In the last post I suggested we take the challenge that John Ehrman posed in problem 41.7.1 of his well-known and used assembler book:
Programming Problem 41.3.(3)+ Write a program with a program interruption exit that generates each of the 15 possible interruption types in turn. For each interruption, generate a message describing the interruption type and the address of the interrupted instruction. Then, return to the mainline program to generate the next interruption.

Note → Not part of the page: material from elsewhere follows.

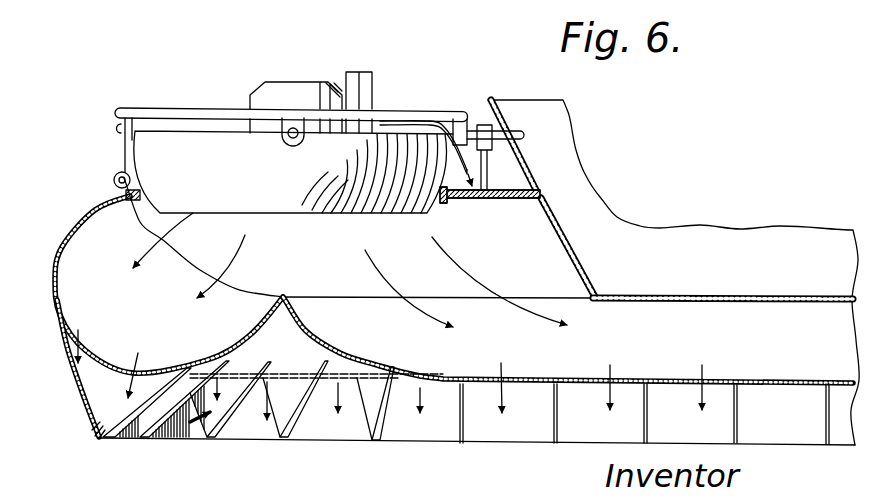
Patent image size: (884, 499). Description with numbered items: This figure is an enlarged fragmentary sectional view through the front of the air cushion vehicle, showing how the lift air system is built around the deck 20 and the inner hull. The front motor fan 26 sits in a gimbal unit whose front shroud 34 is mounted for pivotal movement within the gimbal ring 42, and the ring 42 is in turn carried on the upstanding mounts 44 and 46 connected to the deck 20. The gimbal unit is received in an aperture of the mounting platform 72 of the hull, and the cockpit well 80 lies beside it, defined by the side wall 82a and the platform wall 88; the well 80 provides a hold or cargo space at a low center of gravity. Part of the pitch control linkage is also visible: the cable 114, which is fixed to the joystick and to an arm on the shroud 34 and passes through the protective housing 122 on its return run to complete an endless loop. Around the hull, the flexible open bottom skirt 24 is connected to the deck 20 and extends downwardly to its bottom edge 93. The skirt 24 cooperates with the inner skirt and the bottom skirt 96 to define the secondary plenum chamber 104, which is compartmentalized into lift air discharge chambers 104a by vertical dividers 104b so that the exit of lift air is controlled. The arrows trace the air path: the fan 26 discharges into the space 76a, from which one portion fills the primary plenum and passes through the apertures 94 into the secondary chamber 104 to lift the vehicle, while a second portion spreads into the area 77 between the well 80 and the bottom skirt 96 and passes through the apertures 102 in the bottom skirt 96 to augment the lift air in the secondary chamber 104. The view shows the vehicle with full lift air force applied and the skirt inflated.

David Staudacher contributed a number of interesting ways to abend, but I especially liked BCTR R15,R15 for a protection exception. Melvyn Maltz had some interesting comments about the whole issue and suggested he gets S0C5s whenever he uses a bad index into a branch table. You can see all their contributions in the comments on the last article.
I was surprised (after posting) to discover that John himself had already weighed in on this challenge in the Solutions part of his book. Here is what he published (page 1275 of his book):
41.7.1. Some possible but unverified instruction sequences are:
(01) DC H’0′ Invalid operation
(02) LPSW 0,8(0,0) Privileged operation
(03) EX 0,* Execute
(04) MVI 0,0 Protection
(05) LGHI 1,-1
IC 1,0(,1) Addressing
(06) DC X’1D11′ DR 1,1: Specification
(07) AP *,* Decimal Data
(08) LA 1,1
SLA 1,33 Fixed-point overflow
(09) SRDL 0,63
DR 0,0 Fixed-point divide
(0A) AP A,A Decimal Overflow
A DC P’6′
(0B) DP A,=P’0′ Decimal Divide
(0C) LE 0,=E’1E72′ Exponent overflow
MER 0,0
(0D) LE 0,=E’1E-72′ Exponent underflow
MER 0,0
(0E) LE 0,=X’41000001′ Significance
SU 0,=X’41000001′
(0F) LE 0,=E’1′ Floating-pointdivide
D 0,=E’0′
I tried running the code above and found an assembly error on (02). John said the code suggestions were unverified! Still he was on the right track. LPSW is a type S instruction and expects a simple base/displacement address, so LPSW 0(8) will generate the error he intended.
You can also get away with SLA 1,32 on (08), but that’s nit-picking.
The only problem in the list was his suggestion for (05) which generated an S0C6 for me instead of the S0C5 we require.
So how do we get a S0C5 exception to occur? I’ve tried a number of bad branches – protection errors every one. After reading the Principles of Operation, I’m wondering if a garden-variety programmer can easily get a S0C5? I hope one of you will prove me wrong. Send me the code that generates a S0C5!